Usually, when you get your first drone, you’re focusing more on not crashing than you are on how to get the best possible image. As someone who helplessly witnessed his DJI Phantom 2 fly away due to my ignorance, that is completely understandable. But after you have reached a point where you’re comfortable flying your drone in the air, and can safely operate it in concert with the drone’s collision avoidance features, you can then turn your attention towards your images.
But before we talk about that, it’s important to understand that camera movement in the sky is equally important as it is on the ground. The smoother it is, the less jarring it is for the viewer. That’s why when you see most drone shots, they are long and sweeping, with no sudden turns or movements. So to fly “cinematically” means that a little control goes a long way.
Settings. Set your shutter speed. Ideally, you want your shutter speed to be roughly twice that of your frame rate. So if you’re shooting at 24p, a shutter speed of 1/50 will give you a smooth and natural movement. Coupled with your drone’s gimbal, you should have a smooth image as you fly. But while the image will be smoother, you may still have to deal with a washed out sky or unwanted reflections, especially when flying over water.
If you’re a GoPro user, another option is to shoot in ProTune. ProTune GoPro’s custom tool box on the Hero cameras, and it offers advanced controls for Color, ISO Limit, Sharpness and Exposure. Everything from White Balance, color gamut, noise limits via ISO, exposure compensation, and even sharpness can be fine tuned to your liking, and gives you plenty of latitude when correcting in post.
Get an Neutral Density Filter. A neutral density filter will cut down on the glare much like a pair of sunglasses helps us to filter out the bright, ambient glare so you can see more detail. It also means you can adjust your shutter speed to make your image smoother. Ordinarily, if you slow down your camera’s shutter speed, you’ll end up overexposing the image, making it useless.
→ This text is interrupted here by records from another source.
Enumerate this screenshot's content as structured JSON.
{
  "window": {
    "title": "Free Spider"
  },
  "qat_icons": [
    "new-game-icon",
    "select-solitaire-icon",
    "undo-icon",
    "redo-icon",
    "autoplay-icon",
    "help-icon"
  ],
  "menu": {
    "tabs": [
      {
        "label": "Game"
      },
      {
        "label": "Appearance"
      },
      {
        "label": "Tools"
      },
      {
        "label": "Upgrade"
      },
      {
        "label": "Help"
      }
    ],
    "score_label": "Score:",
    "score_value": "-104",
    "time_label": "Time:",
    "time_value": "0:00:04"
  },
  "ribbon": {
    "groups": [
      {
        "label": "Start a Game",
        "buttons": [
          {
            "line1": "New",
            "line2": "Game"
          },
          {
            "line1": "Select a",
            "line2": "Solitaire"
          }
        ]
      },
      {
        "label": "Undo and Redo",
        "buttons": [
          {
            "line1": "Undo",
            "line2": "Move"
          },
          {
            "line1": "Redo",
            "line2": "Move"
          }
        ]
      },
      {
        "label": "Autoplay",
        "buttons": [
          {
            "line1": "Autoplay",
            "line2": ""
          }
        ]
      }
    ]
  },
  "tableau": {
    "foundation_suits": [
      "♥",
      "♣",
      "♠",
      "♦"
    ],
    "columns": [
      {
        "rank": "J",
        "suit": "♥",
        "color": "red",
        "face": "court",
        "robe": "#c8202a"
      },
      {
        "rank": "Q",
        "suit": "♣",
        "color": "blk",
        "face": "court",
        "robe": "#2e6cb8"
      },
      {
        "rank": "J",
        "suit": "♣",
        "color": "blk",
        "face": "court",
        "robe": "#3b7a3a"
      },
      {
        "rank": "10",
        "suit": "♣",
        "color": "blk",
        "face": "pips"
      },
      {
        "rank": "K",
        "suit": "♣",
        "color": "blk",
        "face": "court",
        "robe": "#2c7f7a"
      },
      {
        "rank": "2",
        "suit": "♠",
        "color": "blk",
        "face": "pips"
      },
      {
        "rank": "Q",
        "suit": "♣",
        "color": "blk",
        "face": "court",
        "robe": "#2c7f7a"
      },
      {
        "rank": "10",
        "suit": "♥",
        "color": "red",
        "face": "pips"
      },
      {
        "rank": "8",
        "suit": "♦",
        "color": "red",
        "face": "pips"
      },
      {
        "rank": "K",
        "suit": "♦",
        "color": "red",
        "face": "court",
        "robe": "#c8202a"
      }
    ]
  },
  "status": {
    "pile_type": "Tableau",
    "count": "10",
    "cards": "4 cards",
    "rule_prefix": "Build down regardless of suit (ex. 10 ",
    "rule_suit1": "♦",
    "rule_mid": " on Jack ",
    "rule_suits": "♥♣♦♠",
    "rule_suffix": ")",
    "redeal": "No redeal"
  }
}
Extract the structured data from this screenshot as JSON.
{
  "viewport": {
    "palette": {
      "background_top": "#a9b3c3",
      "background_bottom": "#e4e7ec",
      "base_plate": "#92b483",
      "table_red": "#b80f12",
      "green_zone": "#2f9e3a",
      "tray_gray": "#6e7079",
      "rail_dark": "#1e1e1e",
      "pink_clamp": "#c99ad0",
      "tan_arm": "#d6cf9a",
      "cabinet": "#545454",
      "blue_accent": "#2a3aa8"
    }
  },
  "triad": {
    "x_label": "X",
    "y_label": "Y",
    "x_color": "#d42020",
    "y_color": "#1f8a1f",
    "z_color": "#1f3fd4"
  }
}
But thanks to the neutral density filter, you can compensate for that quite nicely.
Add a circular polarizing filter. With a circular polarizer, you can get rid of annoying flares and reflections. It won’t work in concert with a neutral density filter, and you have to turn your polarizer to properly have the polarizer in phase. If it’s 180 degrees out of phase, it won’t work. So make sure you set your CP correctly.
There are many brands of filters out there that can do the job, but Polar Pro makes a series of great filters designed for GoPro and for many drone cameras in order to accomplish this. They also make a cinematic filter package called the Mavic Cinema Series 6 Pack for the DJI Mavic that comes with 1-3 stop polarized ND filters and 2-4 stop standard filters. Well worth the $180 investment.
Combining settings with technique and a few lens accessories, will go a long way to improving your image and make it as cinematic as it can be.